The Vitalized School eBook

This eBook from the Gutenberg Project consists of approximately 249 pages of information about The Vitalized School.

The Vitalized School eBook

This eBook from the Gutenberg Project consists of approximately 249 pages of information about The Vitalized School.

=The child’s native tendencies.=—­Then, again, the child has a right to the exercise of the native tendencies with which he is endowed.  In fact, these tendencies should be the working capital of the teacher, the starting points in her teaching.  There was a time when the teacher punished the child who was caught drawing pictures on his slate.  Happily that sort of barbarity disappeared, in the main, along with the slate.  The vitalized teacher rejoices in the pictures that the child draws and turns this tendency to good account.  Through this inclination to draw she finds the real child and so, as the psychologists direct, she begins where the child is and sets about attaching to this native tendency the work in nature study, geography, or history.  When she discovers a constructive tendency in the child, she at once uses this in shifting from analytic to synthetic exercises in the school order.  If he enjoys making things, he will be glad of an opportunity to make devices, or problems, or maps.

=The play instinct.=—­She makes large use, also, of the play instinct that is one of his native tendencies.  This instinct is constantly reaching out for objects of play.  The teacher is quick to note the child’s quest for objects and deftly substitutes some phase of school work for marbles, balls, or dolls, and his playing proceeds apace without abatement of zest.  The vitalized teacher knows how to attach the arithmetic to this play instinct and make it a fascinating game.  During the games of arithmetic, geography, history, or spelling, life is at high tide in her school and the work is thorough in consequence.  Work is relieved of the onus of drudgery whenever it appears in the guise of a game, and the teacher who has skill in attaching school studies to the play instinct of the child will make her school effective as well as a delight to herself and her pupils.  In such a plan there is neither place nor occasion for coercion.

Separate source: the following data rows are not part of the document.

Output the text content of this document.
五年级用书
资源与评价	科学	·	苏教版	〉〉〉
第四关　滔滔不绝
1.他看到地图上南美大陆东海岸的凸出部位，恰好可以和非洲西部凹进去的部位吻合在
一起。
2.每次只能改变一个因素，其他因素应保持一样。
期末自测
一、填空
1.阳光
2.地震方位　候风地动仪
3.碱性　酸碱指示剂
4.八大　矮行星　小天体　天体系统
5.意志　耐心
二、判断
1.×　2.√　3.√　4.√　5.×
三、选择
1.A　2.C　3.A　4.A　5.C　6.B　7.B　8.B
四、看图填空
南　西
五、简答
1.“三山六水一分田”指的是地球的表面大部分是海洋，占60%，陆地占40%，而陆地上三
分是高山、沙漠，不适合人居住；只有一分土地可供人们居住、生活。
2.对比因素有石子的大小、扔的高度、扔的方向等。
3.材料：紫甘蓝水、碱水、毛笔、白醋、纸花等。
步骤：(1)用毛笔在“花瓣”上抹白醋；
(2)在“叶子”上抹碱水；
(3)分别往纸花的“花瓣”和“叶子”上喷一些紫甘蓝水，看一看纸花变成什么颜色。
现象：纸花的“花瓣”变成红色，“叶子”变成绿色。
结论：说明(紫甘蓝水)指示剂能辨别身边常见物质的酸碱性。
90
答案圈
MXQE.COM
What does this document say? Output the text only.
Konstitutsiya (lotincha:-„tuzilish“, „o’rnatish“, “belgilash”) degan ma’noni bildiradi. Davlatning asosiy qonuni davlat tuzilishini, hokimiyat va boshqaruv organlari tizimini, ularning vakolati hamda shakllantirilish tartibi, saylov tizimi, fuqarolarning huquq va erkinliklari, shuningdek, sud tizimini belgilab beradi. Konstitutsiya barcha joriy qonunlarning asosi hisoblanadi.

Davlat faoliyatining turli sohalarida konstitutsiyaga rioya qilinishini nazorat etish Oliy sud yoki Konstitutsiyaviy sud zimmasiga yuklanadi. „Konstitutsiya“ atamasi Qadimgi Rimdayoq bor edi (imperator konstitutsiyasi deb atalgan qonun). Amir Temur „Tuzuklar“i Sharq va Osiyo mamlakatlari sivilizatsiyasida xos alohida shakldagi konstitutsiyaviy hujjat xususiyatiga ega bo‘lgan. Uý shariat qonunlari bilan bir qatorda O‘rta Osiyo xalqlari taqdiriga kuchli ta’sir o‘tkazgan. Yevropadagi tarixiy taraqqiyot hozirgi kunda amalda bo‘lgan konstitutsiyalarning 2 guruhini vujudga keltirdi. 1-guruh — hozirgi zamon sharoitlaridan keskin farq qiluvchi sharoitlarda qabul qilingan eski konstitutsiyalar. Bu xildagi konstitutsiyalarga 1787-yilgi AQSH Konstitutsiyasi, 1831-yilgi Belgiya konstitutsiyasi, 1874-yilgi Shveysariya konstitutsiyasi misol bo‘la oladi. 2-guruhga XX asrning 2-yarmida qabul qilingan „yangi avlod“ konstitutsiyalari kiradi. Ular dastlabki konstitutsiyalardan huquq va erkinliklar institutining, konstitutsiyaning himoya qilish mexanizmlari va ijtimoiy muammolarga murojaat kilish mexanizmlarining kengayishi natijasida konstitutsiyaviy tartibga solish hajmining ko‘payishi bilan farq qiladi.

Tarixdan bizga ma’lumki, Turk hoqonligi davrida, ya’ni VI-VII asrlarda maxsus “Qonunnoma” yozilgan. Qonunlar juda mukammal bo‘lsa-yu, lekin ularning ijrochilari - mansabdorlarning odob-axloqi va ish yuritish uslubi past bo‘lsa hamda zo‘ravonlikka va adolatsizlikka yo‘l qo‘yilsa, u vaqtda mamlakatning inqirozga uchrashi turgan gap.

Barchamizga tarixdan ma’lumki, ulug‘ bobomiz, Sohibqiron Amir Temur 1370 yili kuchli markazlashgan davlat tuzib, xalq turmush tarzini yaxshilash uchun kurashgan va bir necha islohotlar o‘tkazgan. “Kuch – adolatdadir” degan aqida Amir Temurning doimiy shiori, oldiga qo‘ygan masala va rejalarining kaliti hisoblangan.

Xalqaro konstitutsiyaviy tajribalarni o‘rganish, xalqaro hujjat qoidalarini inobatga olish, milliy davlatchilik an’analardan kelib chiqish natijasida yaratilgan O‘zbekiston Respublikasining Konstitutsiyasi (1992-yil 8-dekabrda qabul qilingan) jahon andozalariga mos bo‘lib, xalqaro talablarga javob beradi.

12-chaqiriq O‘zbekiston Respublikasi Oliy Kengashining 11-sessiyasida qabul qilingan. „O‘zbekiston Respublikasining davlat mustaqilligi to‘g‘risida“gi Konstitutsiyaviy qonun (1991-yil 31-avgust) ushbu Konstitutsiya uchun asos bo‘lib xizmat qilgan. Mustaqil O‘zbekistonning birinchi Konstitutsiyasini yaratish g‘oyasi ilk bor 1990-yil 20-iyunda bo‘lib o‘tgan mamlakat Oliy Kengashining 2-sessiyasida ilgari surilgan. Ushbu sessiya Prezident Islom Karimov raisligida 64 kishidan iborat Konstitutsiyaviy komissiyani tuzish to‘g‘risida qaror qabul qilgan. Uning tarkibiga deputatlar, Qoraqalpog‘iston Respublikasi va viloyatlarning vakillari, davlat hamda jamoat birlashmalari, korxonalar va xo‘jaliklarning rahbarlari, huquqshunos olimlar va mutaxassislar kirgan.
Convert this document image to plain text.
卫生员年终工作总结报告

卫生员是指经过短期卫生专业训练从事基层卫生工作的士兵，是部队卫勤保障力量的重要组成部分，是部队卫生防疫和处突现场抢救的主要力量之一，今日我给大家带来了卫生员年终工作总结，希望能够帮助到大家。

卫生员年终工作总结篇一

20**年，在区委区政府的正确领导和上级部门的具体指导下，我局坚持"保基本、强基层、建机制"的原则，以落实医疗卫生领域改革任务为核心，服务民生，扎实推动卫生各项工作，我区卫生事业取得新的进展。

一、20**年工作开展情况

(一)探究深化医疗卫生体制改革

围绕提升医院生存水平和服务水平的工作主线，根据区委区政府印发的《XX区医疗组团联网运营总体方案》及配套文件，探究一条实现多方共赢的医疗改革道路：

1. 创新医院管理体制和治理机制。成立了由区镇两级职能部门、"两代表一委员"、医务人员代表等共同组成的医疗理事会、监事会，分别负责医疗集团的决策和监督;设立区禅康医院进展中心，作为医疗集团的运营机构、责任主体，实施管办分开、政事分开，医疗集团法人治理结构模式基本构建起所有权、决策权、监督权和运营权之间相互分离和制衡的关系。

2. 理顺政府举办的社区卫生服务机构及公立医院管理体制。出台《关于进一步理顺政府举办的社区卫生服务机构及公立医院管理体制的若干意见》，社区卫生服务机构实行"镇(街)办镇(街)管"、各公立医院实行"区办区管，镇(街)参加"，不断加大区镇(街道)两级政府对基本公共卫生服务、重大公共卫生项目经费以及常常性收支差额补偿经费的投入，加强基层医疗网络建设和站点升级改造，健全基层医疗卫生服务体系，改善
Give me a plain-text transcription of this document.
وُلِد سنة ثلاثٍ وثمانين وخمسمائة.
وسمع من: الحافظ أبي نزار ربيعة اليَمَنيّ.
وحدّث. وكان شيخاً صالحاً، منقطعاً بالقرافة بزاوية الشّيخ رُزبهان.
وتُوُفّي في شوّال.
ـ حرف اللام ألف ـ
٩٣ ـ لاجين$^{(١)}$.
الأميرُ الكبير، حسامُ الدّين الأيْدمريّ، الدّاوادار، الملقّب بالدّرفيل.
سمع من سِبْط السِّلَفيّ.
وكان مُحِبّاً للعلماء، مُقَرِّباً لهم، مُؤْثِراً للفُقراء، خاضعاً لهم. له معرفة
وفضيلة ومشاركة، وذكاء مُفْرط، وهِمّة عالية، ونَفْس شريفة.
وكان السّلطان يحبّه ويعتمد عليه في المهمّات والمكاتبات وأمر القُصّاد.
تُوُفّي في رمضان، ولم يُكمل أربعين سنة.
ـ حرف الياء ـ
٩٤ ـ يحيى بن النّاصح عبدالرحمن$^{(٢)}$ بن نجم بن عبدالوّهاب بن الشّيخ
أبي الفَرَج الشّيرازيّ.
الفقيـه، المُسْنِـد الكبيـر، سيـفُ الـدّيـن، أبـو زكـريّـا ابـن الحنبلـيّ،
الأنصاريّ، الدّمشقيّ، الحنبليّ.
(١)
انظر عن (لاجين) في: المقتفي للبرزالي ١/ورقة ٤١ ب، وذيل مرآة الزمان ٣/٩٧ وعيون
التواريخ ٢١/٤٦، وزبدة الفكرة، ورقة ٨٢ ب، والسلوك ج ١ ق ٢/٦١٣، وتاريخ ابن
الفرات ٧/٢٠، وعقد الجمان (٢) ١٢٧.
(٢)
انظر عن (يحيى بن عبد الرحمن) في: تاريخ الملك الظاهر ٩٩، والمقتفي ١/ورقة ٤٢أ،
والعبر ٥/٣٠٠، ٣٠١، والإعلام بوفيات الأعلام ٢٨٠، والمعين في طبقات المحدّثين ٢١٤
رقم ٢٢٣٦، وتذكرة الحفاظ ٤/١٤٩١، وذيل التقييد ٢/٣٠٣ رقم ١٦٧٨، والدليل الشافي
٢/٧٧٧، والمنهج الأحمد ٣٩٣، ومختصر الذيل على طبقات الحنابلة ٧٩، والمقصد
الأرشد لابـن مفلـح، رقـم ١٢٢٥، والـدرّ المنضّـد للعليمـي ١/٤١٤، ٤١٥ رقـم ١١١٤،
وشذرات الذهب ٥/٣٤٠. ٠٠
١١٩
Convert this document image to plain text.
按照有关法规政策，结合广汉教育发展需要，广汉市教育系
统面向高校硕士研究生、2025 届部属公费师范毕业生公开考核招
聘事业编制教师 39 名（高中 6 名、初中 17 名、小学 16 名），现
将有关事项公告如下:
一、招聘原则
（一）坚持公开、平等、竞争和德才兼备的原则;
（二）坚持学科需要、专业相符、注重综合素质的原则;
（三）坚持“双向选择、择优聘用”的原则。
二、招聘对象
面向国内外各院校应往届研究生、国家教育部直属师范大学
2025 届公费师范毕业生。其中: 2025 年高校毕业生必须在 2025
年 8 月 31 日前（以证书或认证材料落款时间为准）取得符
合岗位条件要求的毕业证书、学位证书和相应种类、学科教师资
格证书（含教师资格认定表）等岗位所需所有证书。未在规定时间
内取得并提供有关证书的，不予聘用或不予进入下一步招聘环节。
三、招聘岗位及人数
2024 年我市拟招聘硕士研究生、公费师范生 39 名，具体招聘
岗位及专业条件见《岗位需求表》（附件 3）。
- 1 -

=Self-expression.=—­Another right of the child is the right to express himself.  The desire for self-expression is fundamental in the human mind, as the study of archaeology abundantly proves.  Since this is true, every school should be a school of expression if the nature of the child is to have full recognition.  Without expression there is no impression, and without impression there is no education that has real value.  The more and better expression in the school, therefore, the more and better the education in that school.  In the vitalized school we shall find freedom of expression, and the absence of unreasoning repression.  The child expresses himself by means of his hands, his feet, his face, his entire body, and his organs of speech, and his expression through either of these means gives the teacher a knowledge of what to do.  These expressions may not be what the teacher would wish, but the expression necessarily precedes intelligent teaching.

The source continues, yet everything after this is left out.